If a switch outside the SP network becomes the root switch, the interface is blocked (root-inconsistent state), and spanning tree selects a new root switch. The customer’s switch does not become the root switch and is not in the path to the root.
If the switch is operating in multiple spanning-tree (MST) mode, root guard forces the interface to be a designated port. If a boundary port is blocked in an internal spanning-tree (IST) instance because of root guard, the interface also is blocked in all MST instances.
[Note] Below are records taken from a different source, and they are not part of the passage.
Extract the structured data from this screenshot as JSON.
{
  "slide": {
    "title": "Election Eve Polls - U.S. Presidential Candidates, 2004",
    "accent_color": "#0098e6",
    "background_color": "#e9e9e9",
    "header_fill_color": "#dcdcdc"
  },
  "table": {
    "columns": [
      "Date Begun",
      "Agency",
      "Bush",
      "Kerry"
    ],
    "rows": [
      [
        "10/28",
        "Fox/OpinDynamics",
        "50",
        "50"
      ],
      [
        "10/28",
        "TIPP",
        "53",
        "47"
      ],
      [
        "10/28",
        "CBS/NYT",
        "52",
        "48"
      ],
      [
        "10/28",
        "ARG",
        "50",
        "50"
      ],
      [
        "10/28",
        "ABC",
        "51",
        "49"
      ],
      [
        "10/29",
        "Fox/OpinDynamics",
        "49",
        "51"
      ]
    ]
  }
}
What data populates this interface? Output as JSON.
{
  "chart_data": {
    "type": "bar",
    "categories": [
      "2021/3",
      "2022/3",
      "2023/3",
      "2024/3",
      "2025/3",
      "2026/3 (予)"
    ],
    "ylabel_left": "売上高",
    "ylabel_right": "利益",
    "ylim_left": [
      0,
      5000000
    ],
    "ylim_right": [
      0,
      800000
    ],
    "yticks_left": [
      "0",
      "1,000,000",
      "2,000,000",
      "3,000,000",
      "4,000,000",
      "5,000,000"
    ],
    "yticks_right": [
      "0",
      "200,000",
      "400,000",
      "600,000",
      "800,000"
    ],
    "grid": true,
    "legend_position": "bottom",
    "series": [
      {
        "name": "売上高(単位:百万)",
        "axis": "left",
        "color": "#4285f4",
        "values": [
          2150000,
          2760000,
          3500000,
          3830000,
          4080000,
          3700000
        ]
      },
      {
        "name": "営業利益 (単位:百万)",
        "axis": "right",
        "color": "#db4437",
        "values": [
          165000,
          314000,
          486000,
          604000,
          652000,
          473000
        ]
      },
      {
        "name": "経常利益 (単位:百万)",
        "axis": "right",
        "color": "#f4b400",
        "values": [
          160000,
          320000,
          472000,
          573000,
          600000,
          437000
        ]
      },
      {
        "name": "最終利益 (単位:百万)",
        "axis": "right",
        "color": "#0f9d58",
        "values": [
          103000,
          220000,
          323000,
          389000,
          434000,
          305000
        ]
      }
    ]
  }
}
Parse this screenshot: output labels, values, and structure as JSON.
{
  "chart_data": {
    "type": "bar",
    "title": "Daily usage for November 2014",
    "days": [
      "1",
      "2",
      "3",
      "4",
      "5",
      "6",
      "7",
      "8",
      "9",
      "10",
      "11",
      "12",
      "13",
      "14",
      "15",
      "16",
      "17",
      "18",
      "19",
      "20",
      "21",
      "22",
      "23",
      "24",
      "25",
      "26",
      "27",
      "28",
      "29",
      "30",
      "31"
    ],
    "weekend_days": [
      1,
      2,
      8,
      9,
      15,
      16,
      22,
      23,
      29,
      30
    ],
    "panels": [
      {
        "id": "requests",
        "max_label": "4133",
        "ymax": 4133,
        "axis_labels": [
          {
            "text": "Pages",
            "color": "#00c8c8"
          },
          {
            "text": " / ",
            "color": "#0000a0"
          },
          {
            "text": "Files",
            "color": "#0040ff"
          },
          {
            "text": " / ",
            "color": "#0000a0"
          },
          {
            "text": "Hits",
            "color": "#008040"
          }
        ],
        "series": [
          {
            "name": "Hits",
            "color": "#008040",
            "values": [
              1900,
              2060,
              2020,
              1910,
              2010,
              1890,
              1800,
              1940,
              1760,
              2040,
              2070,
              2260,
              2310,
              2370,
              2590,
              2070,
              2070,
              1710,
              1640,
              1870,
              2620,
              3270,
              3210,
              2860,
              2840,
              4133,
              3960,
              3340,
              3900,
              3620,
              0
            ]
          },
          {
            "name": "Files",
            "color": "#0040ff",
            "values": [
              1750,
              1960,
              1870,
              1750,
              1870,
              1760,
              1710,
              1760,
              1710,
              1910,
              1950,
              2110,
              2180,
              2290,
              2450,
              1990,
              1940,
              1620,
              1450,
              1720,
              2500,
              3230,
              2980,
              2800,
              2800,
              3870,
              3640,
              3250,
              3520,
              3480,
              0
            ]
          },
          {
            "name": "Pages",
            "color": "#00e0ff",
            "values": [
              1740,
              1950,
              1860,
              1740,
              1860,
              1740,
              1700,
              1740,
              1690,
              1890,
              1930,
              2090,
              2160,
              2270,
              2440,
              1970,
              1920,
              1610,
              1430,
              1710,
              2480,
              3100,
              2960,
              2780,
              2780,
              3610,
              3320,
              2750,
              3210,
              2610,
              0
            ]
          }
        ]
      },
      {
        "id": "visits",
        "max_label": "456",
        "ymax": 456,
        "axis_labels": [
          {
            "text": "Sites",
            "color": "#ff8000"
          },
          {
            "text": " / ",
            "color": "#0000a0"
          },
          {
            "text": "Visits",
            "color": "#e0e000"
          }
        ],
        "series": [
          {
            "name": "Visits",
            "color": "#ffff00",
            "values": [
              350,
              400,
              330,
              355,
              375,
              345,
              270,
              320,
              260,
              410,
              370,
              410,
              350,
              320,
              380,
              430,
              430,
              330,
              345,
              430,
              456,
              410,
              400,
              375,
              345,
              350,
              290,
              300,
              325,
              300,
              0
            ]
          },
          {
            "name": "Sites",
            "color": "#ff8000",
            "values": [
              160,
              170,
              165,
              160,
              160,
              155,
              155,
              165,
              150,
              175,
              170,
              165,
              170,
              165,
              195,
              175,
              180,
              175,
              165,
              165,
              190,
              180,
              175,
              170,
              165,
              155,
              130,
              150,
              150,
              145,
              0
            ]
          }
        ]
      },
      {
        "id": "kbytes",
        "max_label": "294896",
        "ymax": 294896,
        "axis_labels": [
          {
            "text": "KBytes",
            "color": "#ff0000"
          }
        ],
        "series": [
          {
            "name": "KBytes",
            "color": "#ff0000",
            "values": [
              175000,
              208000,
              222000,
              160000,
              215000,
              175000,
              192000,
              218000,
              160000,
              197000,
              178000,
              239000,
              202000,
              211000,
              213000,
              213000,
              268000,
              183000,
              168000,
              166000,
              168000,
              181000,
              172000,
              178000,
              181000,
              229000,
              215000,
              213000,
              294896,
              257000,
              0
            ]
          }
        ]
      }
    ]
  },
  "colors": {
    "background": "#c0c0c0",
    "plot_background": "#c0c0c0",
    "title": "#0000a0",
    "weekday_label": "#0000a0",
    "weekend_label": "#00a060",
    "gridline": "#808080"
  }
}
A boundary port is an interface that connects to a LAN, the designated switch of which is either an IEEE 802.1D switch or a switch with a different MST region configuration.
Root guard enabled on an interface applies to all the VLANs to which the interface belongs. VLANs can be grouped and mapped to an MST instance.
Misuse of the root guard feature can cause a loss of connectivity.
You can use loop guard to prevent alternate or root ports from becoming designated ports because of a failure that leads to a unidirectional link. This feature is most effective when it is enabled on the entire switched network. Loop guard prevents alternate and root ports from becoming designated ports, and spanning tree does not send BPDUs on root or alternate ports.
When the switch is operating in PVST+ or rapid-PVST+ mode, loop guard prevents alternate and root ports from becoming designated ports, and spanning tree does not send BPDUs on root or alternate ports.
When the switch is operating in MST mode, BPDUs are not sent on nonboundary ports only if the interface is blocked by loop guard in all MST instances. On a boundary port, loop guard blocks the interface in all MST instances.